When the compiler selects the registers to use to represent the output operands, it does not use any of the clobbered registers (see Clobbers and Scratch Registers).

Output operand expressions must be lvalues. The compiler cannot check whether the operands have data types that are reasonable for the instruction being executed. For output expressions that are not directly addressable (for example a bit-field), the constraint must allow a register. In that case, GCC uses the register as the output of the asm, and then stores that register into the output.

Operands using the ‘+’ constraint modifier count as two operands (that is, both as input and output) towards the total maximum of 30 operands per asm statement.

Use the ‘&’ constraint modifier (see Modifiers) on all output operands that must not overlap an input. Otherwise, GCC may allocate the output operand in the same register as an unrelated input operand, on the assumption that the assembler code consumes its inputs before producing outputs. This assumption may be false if the assembler code actually consists of more than one instruction.
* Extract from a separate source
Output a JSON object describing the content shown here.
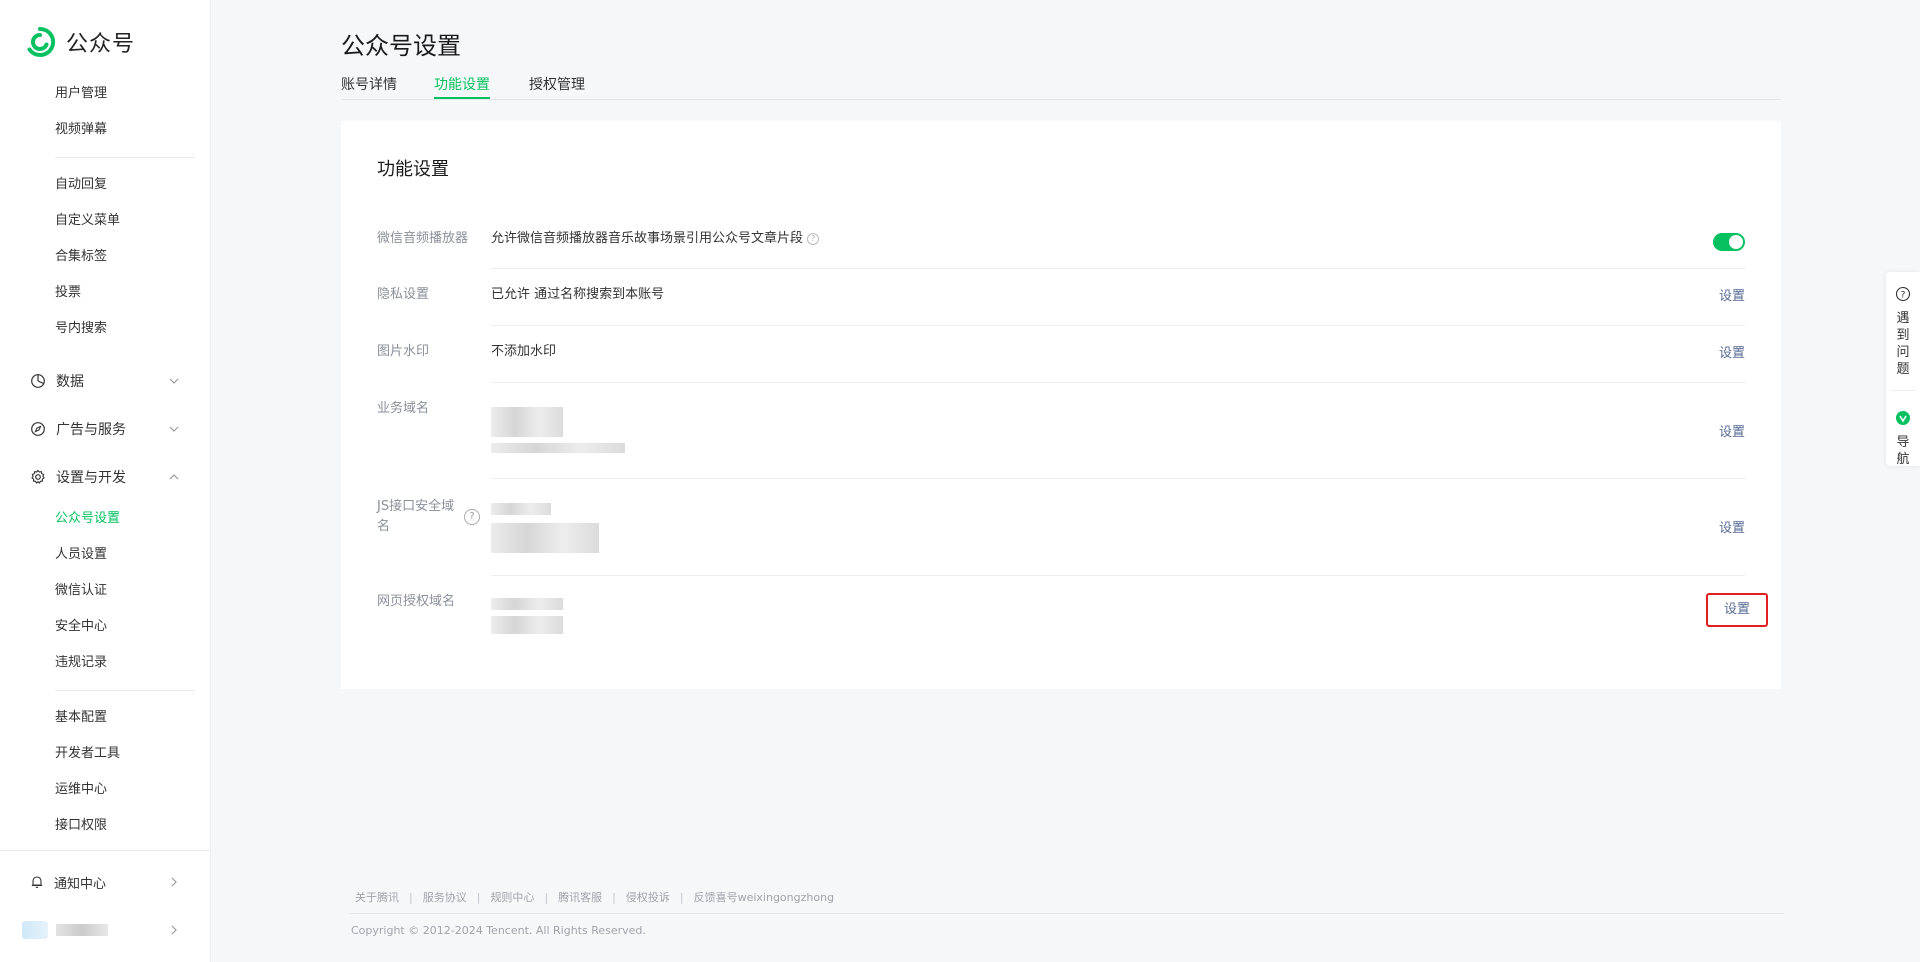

The same problem can occur if one output parameter (a) allows a register constraint and another output parameter (b) allows a memory constraint. The code generated by GCC to access the memory address in b can contain registers which might be shared by a, and GCC considers those registers to be inputs to the asm. As above, GCC assumes that such input registers are consumed before any outputs are written. This assumption may result in incorrect behavior if the asm writes to a before using b. Combining the ‘&’ modifier with the register constraint on a ensures that modifying a does not affect the address referenced by b. Otherwise, the location of b is undefined if a is modified before using b.

asm supports operand modifiers on operands (for example ‘%k2’ instead of simply ‘%2’). Typically these qualifiers are hardware dependent. The list of supported modifiers for x86 is found at x86 Operand modifiers.
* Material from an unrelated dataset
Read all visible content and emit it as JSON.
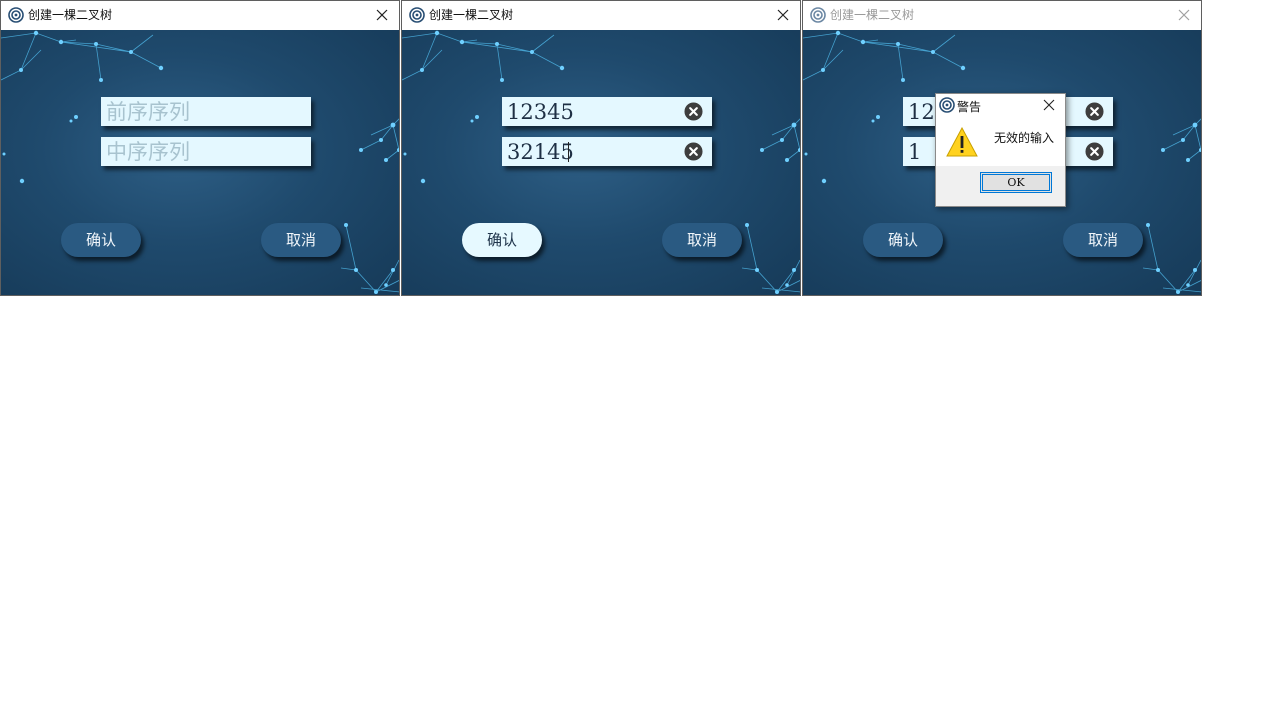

If the C code that follows the asm makes no use of any of the output operands, use volatile for the asm statement to prevent the optimizers from discarding the asm statement as unneeded (see Volatile).

This code makes no use of the optional asmSymbolicName. Therefore it references the first output operand as %0 (were there a second, it would be %1, etc). The number of the first input operand is one greater than that of the last output operand. In this i386 example, that makes Mask referenced as %1:

uint32_t Mask = 1234;
uint32_t Index;

  asm ("bsfl %1, %0"
     : "=r" (Index)
     : "r" (Mask)
     : "cc");

That code overwrites the variable Index (‘=’), placing the value in a register (‘r’). Using the generic ‘r’ constraint instead of a constraint for a specific register allows the compiler to pick the register to use, which can result in more efficient code. This may not be possible if an assembler instruction requires a specific register.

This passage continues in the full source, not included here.